Ahh, Evan. The "it's not your money" fallacy.
No, it's not my money. But it is the money that my favorite team uses to build a competitive roster. And if the choice is between throwing ridiculous gobs of cash at a guy that might not (read: probably won't) end up being worth all of it by contract's end or spending it smartly on incremental upgrades and deals less likely to blow up in the team's face, I know what choice I'm going to make. That's why I "make up" analytical tools that tell you that, shock of shocks, it's probably a better investment to get your high end star players while they're on controllable pre-FA deals instead of paying like $10m+ per unit of fWAR on the open market where players have all the advantage because you can pit teams against one another.
But, please, do go on about how mew-hew-hew the evil mean numbers people are making things soooo hard on you.

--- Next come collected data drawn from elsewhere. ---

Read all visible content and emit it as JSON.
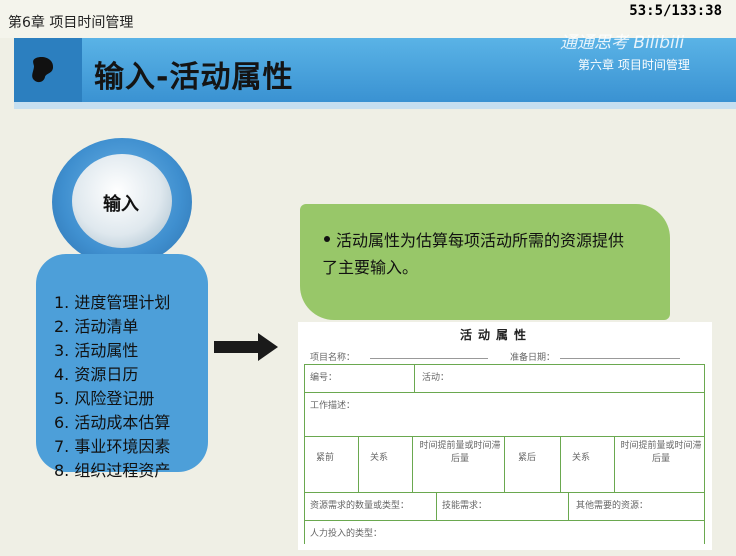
{
  "header": {
    "chapter_tag": "第6章 项目时间管理",
    "page_counter": "53:5/133:38",
    "title": "输入-活动属性",
    "brand": "通通思考 Bilibili",
    "chapter_subtitle": "第六章 项目时间管理"
  },
  "left": {
    "circle_label": "输入",
    "items": [
      "1. 进度管理计划",
      "2. 活动清单",
      "3. 活动属性",
      "4. 资源日历",
      "5. 风险登记册",
      "6. 活动成本估算",
      "7. 事业环境因素",
      "8. 组织过程资产"
    ]
  },
  "callout": {
    "text": "活动属性为估算每项活动所需的资源提供了主要输入。"
  },
  "document": {
    "title": "活动属性",
    "project_name": "项目名称：",
    "prepare_date": "准备日期：",
    "id": "编号：",
    "activity": "活动：",
    "work_description": "工作描述：",
    "predecessor": "紧前",
    "relation_1": "关系",
    "lead_lag_1": "时间提前量或时间滞后量",
    "successor": "紧后",
    "relation_2": "关系",
    "lead_lag_2": "时间提前量或时间滞后量",
    "resource_req": "资源需求的数量或类型：",
    "skill_req": "技能需求：",
    "other_resources": "其他需要的资源：",
    "effort_type": "人力投入的类型："
  },
  "colors": {
    "header_blue": "#3a92d2",
    "panel_blue": "#4d9fd9",
    "callout_green": "#98c769",
    "grid_green": "#6aa84f"
  },
  "icons": [
    "bean-icon",
    "right-arrow-icon"
  ]
}
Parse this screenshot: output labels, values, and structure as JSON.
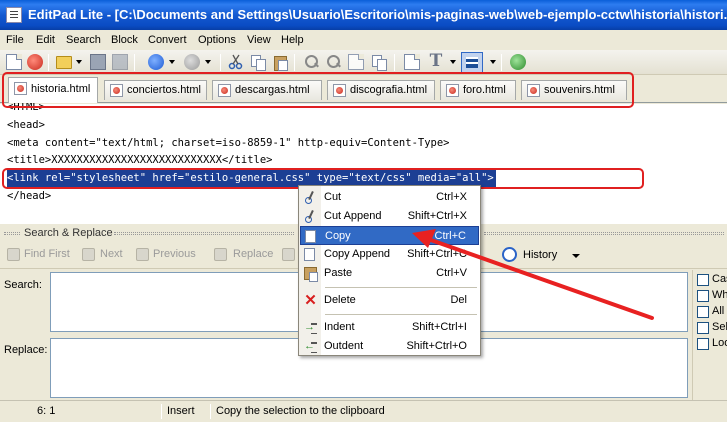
{
  "window": {
    "title": "EditPad Lite - [C:\\Documents and Settings\\Usuario\\Escritorio\\mis-paginas-web\\web-ejemplo-cctw\\historia\\histori..."
  },
  "menu": [
    "File",
    "Edit",
    "Search",
    "Block",
    "Convert",
    "Options",
    "View",
    "Help"
  ],
  "toolbar_icons": [
    "new-icon",
    "close-icon",
    "open-icon",
    "save-icon",
    "save-all-icon",
    "undo-icon",
    "redo-icon",
    "cut-icon",
    "copy-icon",
    "paste-icon",
    "find-icon",
    "replace-icon",
    "insert-icon",
    "text-format-icon",
    "block-select-icon",
    "web-icon"
  ],
  "tabs": [
    {
      "label": "historia.html",
      "active": true
    },
    {
      "label": "conciertos.html"
    },
    {
      "label": "descargas.html"
    },
    {
      "label": "discografia.html"
    },
    {
      "label": "foro.html"
    },
    {
      "label": "souvenirs.html"
    }
  ],
  "editor": {
    "lines": [
      "<HTML>",
      "<head>",
      "<meta content=\"text/html; charset=iso-8859-1\" http-equiv=Content-Type>",
      "<title>XXXXXXXXXXXXXXXXXXXXXXXXXXX</title>",
      "<link rel=\"stylesheet\" href=\"estilo-general.css\" type=\"text/css\" media=\"all\">",
      "</head>"
    ],
    "selected_line": 4
  },
  "search_replace": {
    "title": "Search & Replace",
    "buttons": [
      "Find First",
      "Next",
      "Previous",
      "Replace",
      "Re"
    ],
    "history_label": "History",
    "search_label": "Search:",
    "replace_label": "Replace:",
    "search_value": "",
    "replace_value": "",
    "options": [
      "Cas",
      "Wh",
      "All",
      "Sele",
      "Loo"
    ]
  },
  "context_menu": {
    "items": [
      {
        "label": "Cut",
        "shortcut": "Ctrl+X",
        "icon": "scissors-icon"
      },
      {
        "label": "Cut Append",
        "shortcut": "Shift+Ctrl+X",
        "icon": "scissors-icon"
      },
      {
        "label": "Copy",
        "shortcut": "Ctrl+C",
        "icon": "copy-icon",
        "highlighted": true
      },
      {
        "label": "Copy Append",
        "shortcut": "Shift+Ctrl+C",
        "icon": "copy-icon"
      },
      {
        "label": "Paste",
        "shortcut": "Ctrl+V",
        "icon": "paste-icon"
      },
      {
        "label": "Delete",
        "shortcut": "Del",
        "icon": "delete-icon"
      },
      {
        "label": "Indent",
        "shortcut": "Shift+Ctrl+I",
        "icon": "indent-icon"
      },
      {
        "label": "Outdent",
        "shortcut": "Shift+Ctrl+O",
        "icon": "outdent-icon"
      }
    ]
  },
  "status": {
    "position": "6: 1",
    "mode": "Insert",
    "message": "Copy the selection to the clipboard"
  },
  "colors": {
    "selection": "#1c3f94",
    "menu_highlight": "#316ac5",
    "annotation": "#e02020"
  }
}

Also, when you look at it, yes it is my money. Revenue generation in baseball is, at the end of the day, no matter the particular stream, all about the fans. Fans pay for tickets. Fans buy merch. fans watch broadcasts that drive advertising money that spin into TV deals. Fans drive player popularity which creates awareness/celebrity that cause endorsement deals to be viable. Everything trickles down from the fans no matter what. I may not be paying the contract directly, but it's grossly disingenuous to try and pretend that I shouldn't care how my team spends its limited resources just because you think you "deserve" to hvave you and your buddies given whatever you feel is owed to you no matter what.